Afganistan'daki savaşı kim kazandı?

​Taliban heyeti ile ABD temsilcisi anlaşmayı imzaladıkları sırada (AFP)
​Taliban heyeti ile ABD temsilcisi anlaşmayı imzaladıkları sırada (AFP)
TT

Afganistan'daki savaşı kim kazandı?

​Taliban heyeti ile ABD temsilcisi anlaşmayı imzaladıkları sırada (AFP)
​Taliban heyeti ile ABD temsilcisi anlaşmayı imzaladıkları sırada (AFP)

Muhammed Bedreddin Zayed
Katar’ın başkenti Doha’da gerçekleştirilen ve dokuz oturumdan fazla süren zorlu görüşmelerin ardından ABD ile Taliban arasında bir anlaşmaya varıldı. Bu durum, onlarca yıldır çeşitli biçimler alan Afgan meselesinde yeni bir aşamaya gelindiğini gösteriyor.
Anlaşmada bir dizi kilit madde bulunuyor Bunlar arasından en önemlisi, Afgan topraklarının ABD veya müttefiklerinin güvenliğine zarar verecek herhangi bir uluslararası terörist grup veya birey tarafından kullanılmasının engellenmesidir. Başka bir değişle anlaşma, Çin veya Rusya gibi Washington tarafından müttefik olarak sınıflandırılmayan uluslararası taraflara karşı herhangi bir düşmanca eylem yapılmaması için Taliban’dan güvence alınmıyor. Anlaşma aynı zamanda uluslararası ve ABD güçlerinin çekilmesine ilişkin bir zaman çizelgesinin yanı sıra Afgan Devlet Başkanı ve Taliban arasındaki siyasi bir anlaşmayı da içeriyor.
İlk analizler, Washington'un Taliban'ı Afgan hükümeti ile müzakere etmeye zorlama hususunda başarılı olduğuna işaret edebilir. Çoğu kimse, anlaşmanın imzalanmasını ve aşamalı bir şekilde ABD güçlerinin geri çekilmesini, dış politika söz konusu olduğunda şimdiye kadar vermiş olduğu diğer vaatleri yerine getirmeyen Trump için diplomatik zafer olduğunu düşünüyor. Nitekim Kuzey Kore ve İran meselelerin yanı sıra Filistin meselesine ilişkin çözümünü dikte edip edemeyeceğinden emin değil. Ayrıca Çin’in ekonomik olarak ilerlemesini durdurmaya yönelik yaygarasından net bir çözüm çıkmadı. Koronavirüsün Çin'in ekonomik büyümesi önündeki etkisi onun icraatlarından daha büyük bir rol oynadı. Her ne kadar mümkün olsa bile bu durumu kendisine mal edemez.

Zorlu anlaşma
Tartışmayı tamamlamadan önce, anlaşmanın birtakım zorluklarla çevrili olan bazı hükümlerine dikkat çekmek gerekiyor. Bunlardan ilki mahkumların teslim edilmesini içeren hükümdür. Taliban'ın hükümet güçlerinden olan binden fazla mahkumu teslim etmesi ve 5 bin mahkumu serbest bırakması gerekiyor. Afgan Devlet Başkanı Eşref Gani, hızlı bir şekilde bu durumun kendisi ile Taliban arasında görüşmelere başlamak için gerekli olmadığını ifade etmişti. Zira kendisi Taliban ile müzakerelerin zorluğunu biliyor ve mahkum kartının muhtemelen sahip olduğu en önemli şey olduğunu düşünüyor.
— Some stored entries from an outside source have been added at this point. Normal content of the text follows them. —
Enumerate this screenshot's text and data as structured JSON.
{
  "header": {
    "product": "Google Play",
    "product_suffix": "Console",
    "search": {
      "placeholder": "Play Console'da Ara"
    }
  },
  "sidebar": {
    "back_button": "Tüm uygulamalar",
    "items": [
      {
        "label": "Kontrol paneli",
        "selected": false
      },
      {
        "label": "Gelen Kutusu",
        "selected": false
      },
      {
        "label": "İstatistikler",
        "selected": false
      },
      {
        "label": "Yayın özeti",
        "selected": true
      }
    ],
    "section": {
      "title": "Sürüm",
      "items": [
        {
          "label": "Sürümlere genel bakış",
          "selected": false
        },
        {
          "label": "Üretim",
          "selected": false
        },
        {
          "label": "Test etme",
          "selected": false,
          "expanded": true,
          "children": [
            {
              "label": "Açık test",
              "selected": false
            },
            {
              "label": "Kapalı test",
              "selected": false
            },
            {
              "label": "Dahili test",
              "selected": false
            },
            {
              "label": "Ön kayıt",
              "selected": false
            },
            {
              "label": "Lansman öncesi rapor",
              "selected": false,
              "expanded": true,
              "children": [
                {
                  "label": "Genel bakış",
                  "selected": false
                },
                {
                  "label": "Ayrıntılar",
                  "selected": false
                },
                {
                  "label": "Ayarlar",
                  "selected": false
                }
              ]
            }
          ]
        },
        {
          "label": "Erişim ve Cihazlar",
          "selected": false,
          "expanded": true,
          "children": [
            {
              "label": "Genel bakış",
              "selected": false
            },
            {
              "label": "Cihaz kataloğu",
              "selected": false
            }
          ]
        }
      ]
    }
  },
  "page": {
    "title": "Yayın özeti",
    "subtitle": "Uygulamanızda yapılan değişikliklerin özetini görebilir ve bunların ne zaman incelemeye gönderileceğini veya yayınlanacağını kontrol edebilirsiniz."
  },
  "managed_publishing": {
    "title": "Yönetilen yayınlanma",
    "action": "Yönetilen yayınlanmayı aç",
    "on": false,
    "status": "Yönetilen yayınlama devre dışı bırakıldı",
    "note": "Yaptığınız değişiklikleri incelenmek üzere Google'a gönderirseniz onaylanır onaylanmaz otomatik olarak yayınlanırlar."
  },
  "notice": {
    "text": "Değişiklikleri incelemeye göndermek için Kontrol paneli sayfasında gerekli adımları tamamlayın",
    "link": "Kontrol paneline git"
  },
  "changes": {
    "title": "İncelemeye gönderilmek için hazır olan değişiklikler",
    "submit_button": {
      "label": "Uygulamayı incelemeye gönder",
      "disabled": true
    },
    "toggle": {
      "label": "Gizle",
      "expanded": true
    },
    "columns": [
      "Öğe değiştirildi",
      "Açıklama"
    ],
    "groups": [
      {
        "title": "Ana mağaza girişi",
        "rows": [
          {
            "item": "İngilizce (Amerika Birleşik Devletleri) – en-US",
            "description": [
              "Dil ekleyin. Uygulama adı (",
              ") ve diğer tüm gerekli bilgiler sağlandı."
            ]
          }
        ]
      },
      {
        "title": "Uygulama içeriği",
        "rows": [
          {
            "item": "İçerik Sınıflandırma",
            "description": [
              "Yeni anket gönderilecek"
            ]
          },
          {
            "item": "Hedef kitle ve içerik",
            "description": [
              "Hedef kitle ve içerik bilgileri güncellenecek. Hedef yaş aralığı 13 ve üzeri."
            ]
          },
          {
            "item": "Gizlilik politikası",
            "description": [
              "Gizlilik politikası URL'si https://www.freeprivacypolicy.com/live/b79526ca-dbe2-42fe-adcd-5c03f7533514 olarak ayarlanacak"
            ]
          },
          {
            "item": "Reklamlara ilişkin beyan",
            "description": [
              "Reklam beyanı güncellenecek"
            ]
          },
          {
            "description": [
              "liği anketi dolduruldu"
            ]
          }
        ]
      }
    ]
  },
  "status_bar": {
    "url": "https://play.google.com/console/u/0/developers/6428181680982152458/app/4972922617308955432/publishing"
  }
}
Afganistan Özel Temsilcisi Zalmay Halilzad ve Taliban Siyasi Ofis Başkanı Molla Abdulgani Berader (AFP)

Anlaşmanın uygulanmasına ilişkin zorluklar bundan ibaret değil. Anlaşma, Taliban'ın kontrolü altında bulunan alanlarda güvenli sığınaklar edinmemesini öngörüyor. Ancak Pakistan'daki el-Kaide ve diğer aşırılık yanlısı örgütlerin güvenli sığınaklarına kadar uzanmıyor. Taliban ile el-Kaide arasındaki ilişkiler tarihsel olarak oldukça önemli. Ekim 2001'de ABD’nin Afganistan'ı işgal etmesinin nedenlerinden biri de 11 Eylül saldırılarına karşılık vermekti. ABD’nin Afganistan'ı işgal etmesi, Taliban'ın yenilgisiyle ve başkent Kabil'den çıkarak Afgan dağlarına çekilmesiyle sonuçlandı. Taliban savaşçıları, ülkenin geniş alanlarında kademeli olarak kontrol sağlamayı başardılar ve buralarda yaşamın her alanında katı yönetim kalıplarını uyguladılar.

Müzakereye giden yol
Taliban hiçbir zaman sahneden bütünüyle çekilmedi. ABD ve müttefikleri, Taliban’ın genişlemesini ve güçlerini hedef almasını durduramadılar ve yaklaşık 2 bin 300’ü ABD’li olan 3 bin 500 kayıp verdiler. En korkunç olanı ise ABD’nin desteği olmaksızın kendisini ve halkın koruyamayacağını anlayan Afgan hükümetinin, kendi güçlerinden ve halkından binlerce kişiyi kurban vermesidir. Bununla birlikte mesele 1 milyar dolardan fazla olduğu tahmin edilen ekonomik bir kayıptan dolayı bir dereceye kadar ABD’nin bir iç meselesine dönüştü.
Burada hizmetlerini sunmaya hazır ve en önemli iletişim kanallarından olan bir arabulucu vardı. Yıllar boyunca birkaç müzakere turuna ev sahipliği yapan ve Taliban'ın Doha'da bir temsilcilik açmasına izin veren Katar’ı kastediyoruz. Öte yandan Trump, meseleyi ABD ekonomisini canlandırmaya odaklanan seçim kampanyasının merkezine yerleştirdi. Doğal olarak, askeri olarak çözülebileceğine dair herhangi bir kanıtın bulunmadığı bu kayıpları durdurmaya yönelik gerekçeleri vardı.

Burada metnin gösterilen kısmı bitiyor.